Aptly enough, the Chatterjee article enacts what it advocates: switching perspectives on colonialism (with a confidence in its agency to do so that we don’t see in Achebe and Fanon) in order to gain new insights into how our perceived reality is dictated by subjective cognitive frameworks.
One such schema is ideology. Chatterjee demonstrates how the meaning of ‘-isms’ – he mainly mentions three: imperialism, capitalism, modernity – can morph according to who defines them. Chatterjee has an invested interest in how these three relate to each other because he writes from the framework of Indian nationalism himself: for example, defining imperialism in terms of capitalism rather than civilizing/power terms calls to mind the Leninist definition of imperialism as “the highest stage of capitalism”. The subsequent implication that history progresses in stages (as Marxists argue) strengthens the claim that colonialism is but one stage in India’s history. Frameworks, therefore, shape thought and reality. In Shooting an Elephant, colonial rule manifests itself in frameworks of colonial difference: reference is made to a “Dravidian coolie”, which alludes to (outdated) 19th-century anthropology’s method of classifying race by language families; the narrator’s actions are made “legally…right” by British-imposed law.

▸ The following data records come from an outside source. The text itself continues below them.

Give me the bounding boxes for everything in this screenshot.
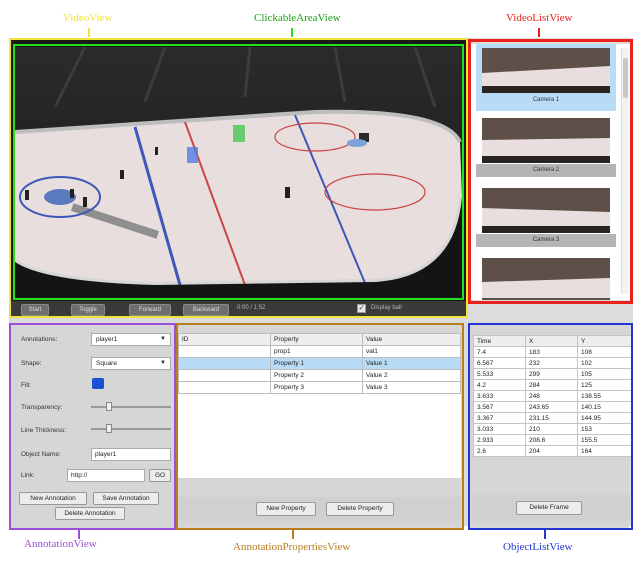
caption-video-list-view: VideoListView [506,12,573,24]
caption-clickable-area-view: ClickableAreaView [254,12,341,24]
caption-annotation-properties-view: AnnotationPropertiesView [233,541,351,553]
object-list-view-frame [468,323,633,530]
clickable-area-view-frame [13,44,464,300]
caption-pointer [544,530,546,539]
caption-annotation-view: AnnotationView [24,538,97,550]
caption-object-list-view: ObjectListView [503,541,573,553]
video-list-view-frame [468,39,633,304]
caption-pointer [88,28,90,37]
caption-pointer [538,28,540,37]
annotation-properties-view-frame [176,323,464,530]
caption-pointer [291,28,293,37]
caption-video-view: VideoView [63,12,113,24]
caption-pointer [292,530,294,539]
annotation-view-frame [9,323,176,530]
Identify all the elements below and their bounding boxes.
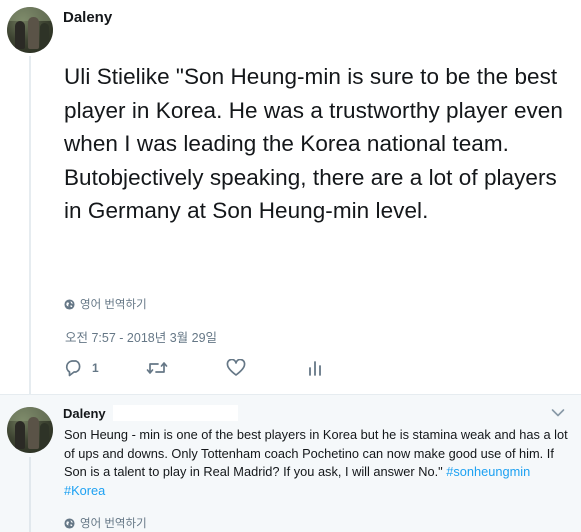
author-name[interactable]: Daleny: [63, 406, 106, 421]
redacted-handle: [113, 405, 238, 421]
avatar[interactable]: [7, 407, 53, 453]
analytics-icon: [309, 361, 321, 376]
reply-icon: [65, 360, 81, 377]
translate-label: 영어 번역하기: [80, 299, 147, 311]
avatar[interactable]: [7, 7, 53, 53]
retweet-icon: [146, 362, 168, 374]
hashtag-link[interactable]: #sonheungmin: [446, 464, 530, 479]
tweet-text: Uli Stielike "Son Heung-min is sure to b…: [64, 64, 563, 223]
thread-line: [29, 457, 31, 532]
timestamp[interactable]: 오전 7:57 - 2018년 3월 29일: [65, 327, 217, 346]
like-button[interactable]: [226, 359, 246, 377]
reply-button[interactable]: 1: [64, 359, 99, 377]
globe-icon: [64, 298, 75, 310]
analytics-button[interactable]: [307, 359, 323, 377]
chevron-down-icon[interactable]: [551, 408, 565, 418]
globe-icon: [64, 517, 75, 529]
heart-icon: [226, 359, 246, 376]
reply-tweet[interactable]: Daleny Son Heung - min is one of the bes…: [0, 394, 581, 532]
translate-link[interactable]: 영어 번역하기: [64, 515, 147, 531]
translate-link[interactable]: 영어 번역하기: [64, 296, 147, 312]
retweet-button[interactable]: [146, 359, 168, 377]
reply-text: Son Heung - min is one of the best playe…: [64, 426, 574, 500]
reply-count: 1: [92, 361, 99, 375]
author-name[interactable]: Daleny: [63, 9, 112, 26]
translate-label: 영어 번역하기: [80, 518, 147, 530]
main-tweet: Daleny Uli Stielike "Son Heung-min is su…: [0, 0, 581, 394]
hashtag-link[interactable]: #Korea: [64, 483, 105, 498]
thread-line: [29, 56, 31, 394]
tweet-actions: 1: [64, 359, 364, 381]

However, Chatterjee works on the assumption that one has the power to change one’s framework. Shooting problematises this: cognitive frameworks can be deeply ingrained and might clash. The narrator (like Orwell himself) feels conflicted because he tries to espouse a liberal, anti-imperialist stance but his identity schema as a British officer simultaneously implicates certain views of the colonial subject. There is also the question of how liberating switching frameworks can really be – nationalism and Chatterjee’s conception of indigenous history all seem to fit Western epistemological moulds.
And while Chatterjee and Orwell work in counterpoint showing how frameworks can help shape/ossify reality, there still seems to be something lacking – maybe because language itself is a framework of sorts. Orwell said that “good prose is like a windowpane”, but ultimately a barrier of glass remains, separating window-frame from messy reality.